A party’s obligation to indemnify the other party (“Indemnified Party”) hereunder is conditioned upon: (i) the Indemnified Party providing the other party (the “Indemnifying Party” with prompt written notice of any third party claim; (ii)the Indemnifying Party having sole control and authority with respect to the defense and settlement of any such third party claim; and (iii) the Indemnified Party cooperating with the Indemnifying Party where appropriate, at its sole cost and expense, in the defense of any such third party claim. The Indemnifying Party shall not agree to any settlement of any third party claim that does not include a complete release of the Indemnified Party from all liability with respect thereto or that imposes any liability, obligation or restriction on the Indemnified Party without the prior written consent of the Indemnified Party.
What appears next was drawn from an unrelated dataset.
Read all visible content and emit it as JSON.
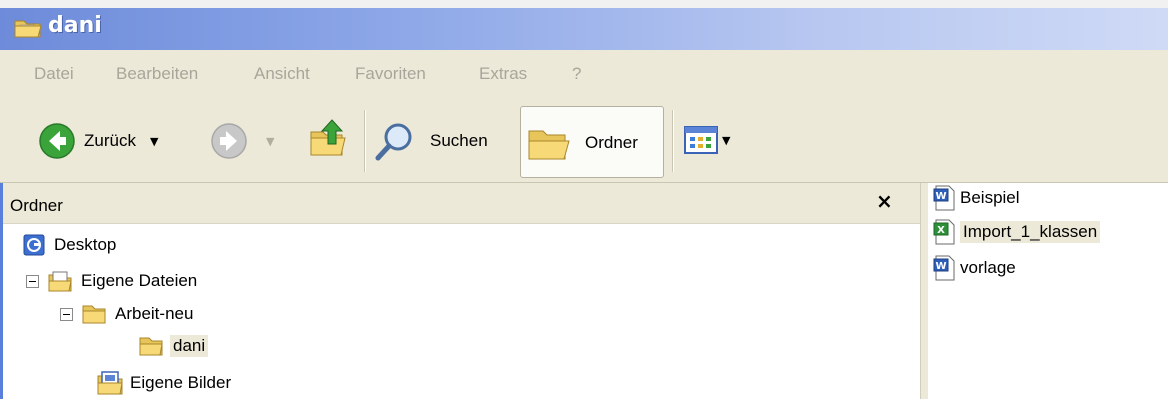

The indemnified Party may participate in the defense of any claim through its own counsel, and at its own expense.
IN NO EVENT SHALL SIRIUSXM BE LIABLE TO THE PARTICIPANT OR PARTICIPATING DEALERSHIPS FOR ANY SPECIAL, INCIDENTAL, PUNITIVE, CONSEQUENTIAL OR OTHER INDIRECT DAMAGES ARISING OUT OF OR IN CONNECTION WITH THE PROGRAM OR THESE TERMS AND CONDITIONS EVEN IF ADVISED OF THE POSSIBLITY OF SUCH DAMAGES IN ADVANCE, NOR SHALL SIRIUSXM’S MAXIMUM LIABITIES TO THE PARTICIPANT OR ANY PARTICIPATING DEALERSHIP EXCEED IN THE AGGREGATE THE AMOUNTS PAID OR PAYABLE TO THE PARTICIPANT HEREUNDER IN THE 12 MONTHS PRECEDING THE EVENTS GIVIING RISE TO THE LIABILITY.
Notices
Notices to Participant will be sent to the email address Sirius XM has on file. Notices to Sirius XM will be sent via email to Mike.Mazgay@siriusxm.ca with a copy to Blair.Allison@siriusxm.ca .
Miscellaneous:
Publicity: No publicity releases (including news releases and advertising) relating to this Program and the Services hereunder shall be issued by a Participant.
Trademarks: Participant shall not have any right to use any SiriusXM trademark, logo, trade name or service mark without the express written consent of SiriusXM.
No Subcontracting: Participant shall not subcontract any part of work nor assign any rights or obligations under these terms and conditions or any sums which may be or become due or owing to the Participant without the prior written approval of SiriusXM.
Modification: Except as otherwise provided, the Program and Services may not be modified except by written agreement signed by SiriusXM.
Severability: The invalidity or unenforceability of any provision of these terms and conditions shall not affect the validity or enforceability of any other provision. If any provision of these terms and conditions is determined to be invalid or otherwise unenforceable, then these terms and conditions shall be construed in accordance with their terms as if the invalid or unenforceable provision was not contained therein.
Governing Law: All issues and questions concerning the construction, validity, interpretation and enforceability of these terms and conditions or the rights and obligations as between arties in connection with the Program shall be governed by and construed in accordance with the laws of the province of Ontario including procedural provisions without giving effect to any choice of law or conflict of law rules or provisions that would cause the application of any other jurisdiction’s laws.
By participating in this Program, Participant accepts and agrees to be bound by these terms and conditions.